Naomi Osaka, the four-time tennis Grand Slam winner, lit the cauldron at the opening ceremony of the Tokyo Olympics on Friday.
It was a choice that could be appreciated worldwide: in Japan, of course, the country where Osaka was born and the nation that she plays for; in embattled Haiti because that’s where her father is from; and surely in the United States, because that’s where the globe’s highest-earning female athlete lives and where she has been outspoken about racial injustice.
But she has often received an uncomfortable welcome in Japan because of her race, with her family having moved to the U.S. when she was 3.
Her emergence as a top tennis player has challenged public attitudes about identity in a homogeneous culture that is being pushed to change.
But there she was at the center of the stage when a staircase emerged, the cauldron opened atop a peak inspired by Mount Fuji and Osaka ascended with the Olympic and Japanese flags blowing in the breeze off to her left. She dipped the flame in, the cauldron ignited and fireworks filled the sky.
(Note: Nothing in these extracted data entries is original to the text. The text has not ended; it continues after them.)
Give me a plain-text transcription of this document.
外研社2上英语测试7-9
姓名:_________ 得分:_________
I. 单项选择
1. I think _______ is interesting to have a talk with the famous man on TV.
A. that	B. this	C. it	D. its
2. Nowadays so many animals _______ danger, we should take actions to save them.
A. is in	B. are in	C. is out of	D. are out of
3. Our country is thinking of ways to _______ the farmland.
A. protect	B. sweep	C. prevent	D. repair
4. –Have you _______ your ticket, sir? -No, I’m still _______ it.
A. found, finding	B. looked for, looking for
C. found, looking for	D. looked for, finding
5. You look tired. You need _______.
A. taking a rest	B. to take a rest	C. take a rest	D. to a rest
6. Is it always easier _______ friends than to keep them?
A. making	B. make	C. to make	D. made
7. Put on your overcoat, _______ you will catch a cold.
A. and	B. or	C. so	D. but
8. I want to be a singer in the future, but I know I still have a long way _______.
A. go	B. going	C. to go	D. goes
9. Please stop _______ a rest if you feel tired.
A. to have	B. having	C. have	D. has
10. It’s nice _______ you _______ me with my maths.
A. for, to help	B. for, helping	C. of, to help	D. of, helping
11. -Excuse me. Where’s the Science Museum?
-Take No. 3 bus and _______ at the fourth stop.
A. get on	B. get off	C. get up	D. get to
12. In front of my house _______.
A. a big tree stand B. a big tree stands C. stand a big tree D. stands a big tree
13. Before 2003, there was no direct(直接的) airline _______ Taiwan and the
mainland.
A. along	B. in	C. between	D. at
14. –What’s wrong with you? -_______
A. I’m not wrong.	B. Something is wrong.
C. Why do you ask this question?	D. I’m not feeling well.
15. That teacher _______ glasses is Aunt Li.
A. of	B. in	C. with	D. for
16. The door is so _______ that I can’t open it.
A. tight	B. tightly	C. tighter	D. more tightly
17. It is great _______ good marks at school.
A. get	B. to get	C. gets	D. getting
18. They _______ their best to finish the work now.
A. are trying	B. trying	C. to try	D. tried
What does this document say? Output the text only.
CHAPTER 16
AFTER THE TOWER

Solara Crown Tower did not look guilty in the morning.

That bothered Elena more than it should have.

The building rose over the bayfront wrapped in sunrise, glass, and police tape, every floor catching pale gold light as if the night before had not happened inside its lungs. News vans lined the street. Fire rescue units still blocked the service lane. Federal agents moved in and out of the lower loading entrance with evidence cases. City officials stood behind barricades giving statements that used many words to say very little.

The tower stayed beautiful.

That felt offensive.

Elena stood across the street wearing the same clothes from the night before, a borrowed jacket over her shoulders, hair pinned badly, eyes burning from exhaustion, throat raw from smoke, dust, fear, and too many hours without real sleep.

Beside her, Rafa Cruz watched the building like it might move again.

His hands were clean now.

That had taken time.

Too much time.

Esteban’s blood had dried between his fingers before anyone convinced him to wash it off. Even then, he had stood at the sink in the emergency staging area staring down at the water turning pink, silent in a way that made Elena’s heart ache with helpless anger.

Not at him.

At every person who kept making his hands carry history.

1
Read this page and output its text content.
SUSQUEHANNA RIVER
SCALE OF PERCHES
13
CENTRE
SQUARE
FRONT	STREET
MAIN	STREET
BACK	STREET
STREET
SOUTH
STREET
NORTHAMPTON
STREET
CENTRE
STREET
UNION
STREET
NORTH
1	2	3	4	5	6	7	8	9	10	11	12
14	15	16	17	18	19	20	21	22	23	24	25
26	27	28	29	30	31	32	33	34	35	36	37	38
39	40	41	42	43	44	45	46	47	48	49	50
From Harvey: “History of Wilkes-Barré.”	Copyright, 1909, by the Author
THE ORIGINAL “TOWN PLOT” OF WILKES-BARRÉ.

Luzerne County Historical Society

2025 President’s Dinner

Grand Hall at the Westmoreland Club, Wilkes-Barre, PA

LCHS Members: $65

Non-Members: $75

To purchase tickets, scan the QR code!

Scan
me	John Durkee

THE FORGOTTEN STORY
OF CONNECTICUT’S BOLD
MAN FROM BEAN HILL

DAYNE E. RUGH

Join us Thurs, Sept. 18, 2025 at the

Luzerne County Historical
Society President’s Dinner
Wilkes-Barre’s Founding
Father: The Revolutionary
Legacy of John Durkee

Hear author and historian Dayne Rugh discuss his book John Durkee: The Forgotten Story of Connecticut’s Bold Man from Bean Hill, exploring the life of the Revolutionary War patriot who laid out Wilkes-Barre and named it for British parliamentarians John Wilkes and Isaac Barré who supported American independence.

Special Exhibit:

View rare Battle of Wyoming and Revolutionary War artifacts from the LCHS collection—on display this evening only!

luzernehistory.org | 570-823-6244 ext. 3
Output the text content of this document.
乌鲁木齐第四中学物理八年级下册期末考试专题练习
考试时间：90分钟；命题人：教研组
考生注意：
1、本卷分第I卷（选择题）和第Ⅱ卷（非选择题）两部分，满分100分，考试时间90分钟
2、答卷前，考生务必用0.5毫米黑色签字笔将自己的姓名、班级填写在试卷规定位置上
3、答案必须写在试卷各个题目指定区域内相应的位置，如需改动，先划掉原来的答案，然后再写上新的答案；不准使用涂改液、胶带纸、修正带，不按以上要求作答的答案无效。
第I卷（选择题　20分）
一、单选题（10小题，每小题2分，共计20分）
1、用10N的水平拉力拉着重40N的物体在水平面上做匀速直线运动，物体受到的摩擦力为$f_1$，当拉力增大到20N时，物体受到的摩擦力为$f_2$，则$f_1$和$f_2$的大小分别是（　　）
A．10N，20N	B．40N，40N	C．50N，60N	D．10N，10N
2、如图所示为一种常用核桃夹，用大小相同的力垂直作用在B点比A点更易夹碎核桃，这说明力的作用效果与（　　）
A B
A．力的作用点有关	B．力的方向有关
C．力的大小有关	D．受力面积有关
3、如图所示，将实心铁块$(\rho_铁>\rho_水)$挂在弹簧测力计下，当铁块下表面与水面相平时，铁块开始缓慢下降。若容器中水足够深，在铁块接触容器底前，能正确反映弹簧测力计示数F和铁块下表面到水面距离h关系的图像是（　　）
“Undoubtedly the greatest athletic achievement and honor I will ever have in my life,” Osaka wrote on Instagram next to a picture of her smiling while holding the flame. “I have no words to describe the feelings I have right now, but I do know I am currently filled with gratefulness and thankfulness.”
Osaka became the first tennis player to light the Olympic cauldron. She’s also one of the few active athletes to be given the honor.